Many music acts prefer festival seating because it allows the most enthusiastic fans to get near the stage and generate excitement for the rest of the crowd. Some performers and bands insist on a festival seating area near the stage.
On December 3, 1979, the Riverfront Coliseum in Cincinnati, Ohio, was the site of one of the worst rock concert tragedies in United States history. Eleven fans were killed and several dozen others injured in the rush for seating at the opening of a sold-out concert by The Who. The concert was using festival seating. When the crowds waiting outside heard the band performing a soundcheck, they thought the concert was beginning and tried to rush into the still-closed doors, trampling those at the front of the crowd.
The tragedy was blamed on poor crowd control, mainly the failure of arena management to open enough doors to deal with the crowd outside. As a result, concert venues across North America switched to assigned seating or changed their rules about festival seating.

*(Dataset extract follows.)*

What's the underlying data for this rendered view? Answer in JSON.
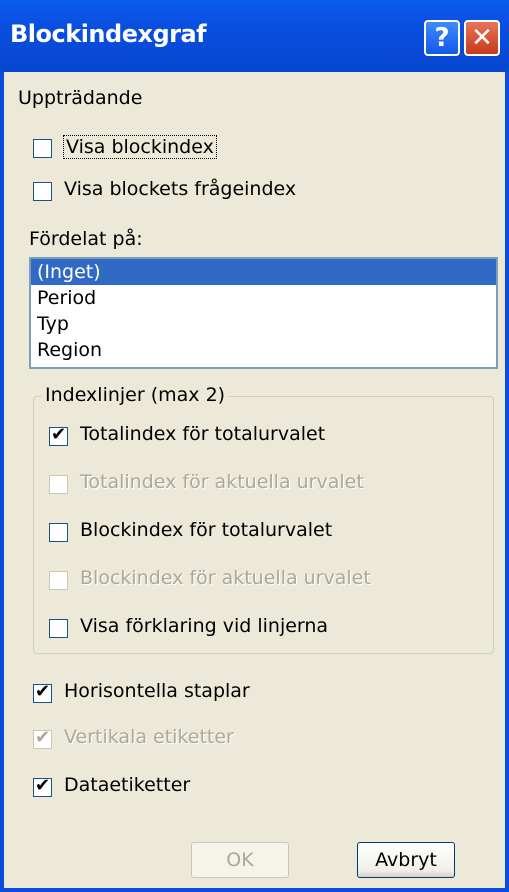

Cincinnati immediately outlawed festival seating at concerts, although it overturned the ban on August 4, 2004,, since the ban was making it difficult for Cincinnati to book concerts. (In 2002, the city had made a one-time exception to the ban, allowing festival seating for a Bruce Springsteen concert; no problems were experienced.) Cincinnati was the only city in the U.S. to outlaw festival seating altogether.
In a vehicle seats are facing forward, or partly forward and partly backward, facing each other. Sometimes there are seats facing to a side.